William is now 7 months old and has spent only about 2 months at home. He has spent the majority of his life in the hospital, and because of his birth defect, is very medically fragile, particularly when it comes to illness. When William was 2 months old, pediatricians at the hospital wanted to give him his vaccinations. I was raised in a family where we always were vaccinated. My mom grew up in Brazil and made vaccines a priority. However, my husband grew up in a family where vaccines were not a priority—in fact, his mother didn’t agree with them. But my husband and I hadn’t thought to talk about vaccines until Will was born, and so the pediatricians’ recommendation created an opportunity for a conversation.

The doctors in the NICU expressed their concern and belief that immunizing Will was an absolute necessity. He is far more likely to contract contagious illness, and if he did, the illness would be harder on him than it would be on a normal healthy baby. Considering everything Will had fought through simply to be born, my husband and I agreed to vaccinate him. We now advocate for vaccines.

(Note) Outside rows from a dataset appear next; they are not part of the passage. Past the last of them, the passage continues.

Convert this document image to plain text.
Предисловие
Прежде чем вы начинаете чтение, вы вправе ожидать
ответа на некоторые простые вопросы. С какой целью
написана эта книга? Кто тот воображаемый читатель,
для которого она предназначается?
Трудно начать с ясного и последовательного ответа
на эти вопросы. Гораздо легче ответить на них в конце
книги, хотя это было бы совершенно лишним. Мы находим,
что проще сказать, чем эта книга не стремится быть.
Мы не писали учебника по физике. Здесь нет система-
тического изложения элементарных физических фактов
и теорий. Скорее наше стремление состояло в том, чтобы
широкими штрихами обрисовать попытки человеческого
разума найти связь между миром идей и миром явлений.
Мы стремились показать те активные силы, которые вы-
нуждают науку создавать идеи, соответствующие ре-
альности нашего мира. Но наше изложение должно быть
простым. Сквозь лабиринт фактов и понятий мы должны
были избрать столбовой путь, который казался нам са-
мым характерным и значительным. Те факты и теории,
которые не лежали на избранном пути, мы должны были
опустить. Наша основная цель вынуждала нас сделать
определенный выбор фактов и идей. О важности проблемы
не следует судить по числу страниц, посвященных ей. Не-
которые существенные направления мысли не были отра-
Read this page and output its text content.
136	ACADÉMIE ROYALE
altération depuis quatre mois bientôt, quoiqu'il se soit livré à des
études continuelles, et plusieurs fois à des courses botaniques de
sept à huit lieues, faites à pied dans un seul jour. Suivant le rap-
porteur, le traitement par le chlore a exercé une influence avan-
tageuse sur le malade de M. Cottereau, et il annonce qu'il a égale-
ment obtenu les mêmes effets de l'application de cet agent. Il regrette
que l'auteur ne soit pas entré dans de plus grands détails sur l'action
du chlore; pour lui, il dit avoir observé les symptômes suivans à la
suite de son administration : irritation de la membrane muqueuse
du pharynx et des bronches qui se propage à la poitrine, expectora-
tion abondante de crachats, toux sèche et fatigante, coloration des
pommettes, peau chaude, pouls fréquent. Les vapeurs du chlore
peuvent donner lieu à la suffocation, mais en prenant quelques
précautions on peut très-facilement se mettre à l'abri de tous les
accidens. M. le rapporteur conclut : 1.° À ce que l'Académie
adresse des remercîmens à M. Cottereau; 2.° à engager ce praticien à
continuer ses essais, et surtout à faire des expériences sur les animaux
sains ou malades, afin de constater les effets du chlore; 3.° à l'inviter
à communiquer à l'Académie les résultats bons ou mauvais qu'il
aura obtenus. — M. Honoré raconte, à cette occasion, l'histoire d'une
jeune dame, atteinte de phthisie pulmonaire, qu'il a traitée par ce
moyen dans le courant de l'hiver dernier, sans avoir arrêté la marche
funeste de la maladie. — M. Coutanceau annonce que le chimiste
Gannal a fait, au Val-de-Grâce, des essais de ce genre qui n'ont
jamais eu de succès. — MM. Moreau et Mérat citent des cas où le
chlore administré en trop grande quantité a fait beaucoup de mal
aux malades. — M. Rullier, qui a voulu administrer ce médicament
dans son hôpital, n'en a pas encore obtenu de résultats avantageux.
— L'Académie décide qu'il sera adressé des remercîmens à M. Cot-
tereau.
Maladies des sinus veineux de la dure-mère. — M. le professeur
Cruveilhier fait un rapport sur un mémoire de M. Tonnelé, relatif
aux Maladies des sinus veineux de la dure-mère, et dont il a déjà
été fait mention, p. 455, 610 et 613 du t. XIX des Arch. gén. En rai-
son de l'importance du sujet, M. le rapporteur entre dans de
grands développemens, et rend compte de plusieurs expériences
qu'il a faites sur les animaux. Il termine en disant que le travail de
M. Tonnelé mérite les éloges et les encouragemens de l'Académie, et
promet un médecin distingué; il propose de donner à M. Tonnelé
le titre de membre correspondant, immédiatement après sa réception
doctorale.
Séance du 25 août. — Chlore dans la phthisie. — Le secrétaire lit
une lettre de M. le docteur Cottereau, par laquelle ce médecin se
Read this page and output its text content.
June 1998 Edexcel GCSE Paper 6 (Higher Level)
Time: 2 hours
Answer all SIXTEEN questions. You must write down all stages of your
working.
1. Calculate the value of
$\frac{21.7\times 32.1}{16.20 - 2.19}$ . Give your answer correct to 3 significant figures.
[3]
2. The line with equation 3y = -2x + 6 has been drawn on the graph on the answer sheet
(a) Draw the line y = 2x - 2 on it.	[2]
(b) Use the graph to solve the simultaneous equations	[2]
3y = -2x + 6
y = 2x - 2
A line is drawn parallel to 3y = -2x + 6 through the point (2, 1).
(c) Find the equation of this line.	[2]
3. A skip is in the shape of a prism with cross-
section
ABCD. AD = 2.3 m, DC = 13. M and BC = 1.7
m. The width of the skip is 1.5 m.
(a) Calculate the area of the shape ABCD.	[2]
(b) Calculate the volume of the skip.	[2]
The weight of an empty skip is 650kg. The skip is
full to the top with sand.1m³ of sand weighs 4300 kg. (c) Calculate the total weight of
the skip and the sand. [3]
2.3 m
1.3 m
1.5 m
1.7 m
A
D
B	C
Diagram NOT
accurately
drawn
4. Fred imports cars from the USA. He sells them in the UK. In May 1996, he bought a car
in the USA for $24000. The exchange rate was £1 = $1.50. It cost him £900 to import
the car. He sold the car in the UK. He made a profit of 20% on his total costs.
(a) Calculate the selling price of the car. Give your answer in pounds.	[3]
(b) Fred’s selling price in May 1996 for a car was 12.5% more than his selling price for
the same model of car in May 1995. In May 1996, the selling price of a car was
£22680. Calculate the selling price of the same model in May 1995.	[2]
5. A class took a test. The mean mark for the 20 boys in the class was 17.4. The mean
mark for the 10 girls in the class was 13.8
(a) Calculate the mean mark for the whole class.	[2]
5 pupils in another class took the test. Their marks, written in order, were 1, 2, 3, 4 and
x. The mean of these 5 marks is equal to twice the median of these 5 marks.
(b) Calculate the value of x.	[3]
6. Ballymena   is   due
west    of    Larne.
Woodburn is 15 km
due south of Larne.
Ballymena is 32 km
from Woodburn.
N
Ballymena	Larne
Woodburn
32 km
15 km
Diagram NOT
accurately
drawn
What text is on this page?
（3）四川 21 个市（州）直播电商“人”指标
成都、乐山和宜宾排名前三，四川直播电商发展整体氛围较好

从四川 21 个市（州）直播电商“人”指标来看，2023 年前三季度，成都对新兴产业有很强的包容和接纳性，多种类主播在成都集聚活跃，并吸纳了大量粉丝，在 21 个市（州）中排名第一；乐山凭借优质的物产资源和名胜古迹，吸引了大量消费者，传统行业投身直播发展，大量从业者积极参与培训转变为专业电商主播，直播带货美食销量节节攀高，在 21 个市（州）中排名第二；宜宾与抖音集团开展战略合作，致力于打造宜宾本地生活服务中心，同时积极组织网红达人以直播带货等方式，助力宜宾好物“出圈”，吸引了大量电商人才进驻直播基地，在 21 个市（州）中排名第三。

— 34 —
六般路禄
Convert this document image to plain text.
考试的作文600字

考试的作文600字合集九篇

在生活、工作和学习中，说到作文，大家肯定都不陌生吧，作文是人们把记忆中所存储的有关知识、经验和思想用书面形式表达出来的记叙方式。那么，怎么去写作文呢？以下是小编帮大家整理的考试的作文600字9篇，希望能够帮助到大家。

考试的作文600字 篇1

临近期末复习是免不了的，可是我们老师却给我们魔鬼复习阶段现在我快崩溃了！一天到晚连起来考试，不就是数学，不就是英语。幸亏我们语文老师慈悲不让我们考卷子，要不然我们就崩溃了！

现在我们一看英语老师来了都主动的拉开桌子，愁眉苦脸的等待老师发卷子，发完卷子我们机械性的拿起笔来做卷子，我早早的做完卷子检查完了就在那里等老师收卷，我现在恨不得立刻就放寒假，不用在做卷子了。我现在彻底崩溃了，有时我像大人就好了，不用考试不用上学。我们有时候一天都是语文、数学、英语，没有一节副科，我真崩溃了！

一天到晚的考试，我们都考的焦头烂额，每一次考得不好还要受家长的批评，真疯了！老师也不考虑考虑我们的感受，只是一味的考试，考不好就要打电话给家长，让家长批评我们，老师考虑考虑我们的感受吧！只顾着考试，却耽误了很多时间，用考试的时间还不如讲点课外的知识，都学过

Of course, not everyone sees things our way, even family members. It’s especially hard when we have to choose to stay away from loved ones who choose not to vaccinate, even if it’s out of a desire to protect our baby. But after spending many months in a hospital I have seen and met parents who have children who have been affected by unvaccinated children and adults, and I’ve seen up close the price that child pays as a result of poorly informed choices and an unwillingness to learn more.

As far as I’m concerned, being the mother of a medically fragile child, vaccines are not up for debate. Their safety and effectiveness have been proven over and over again. More, they have improved the overall health of our communities substantially, almost to the point where people think the diseases they prevent no longer pose a danger. The truth is that the danger of vaccine-preventable diseases is always there. And not vaccinating your children not only puts your child at risk, it also puts other children at risk. Children like William, who has fought and continues to fight for life every day.

Alyssa Reidhead lives with her son, William, and her husband in Utah.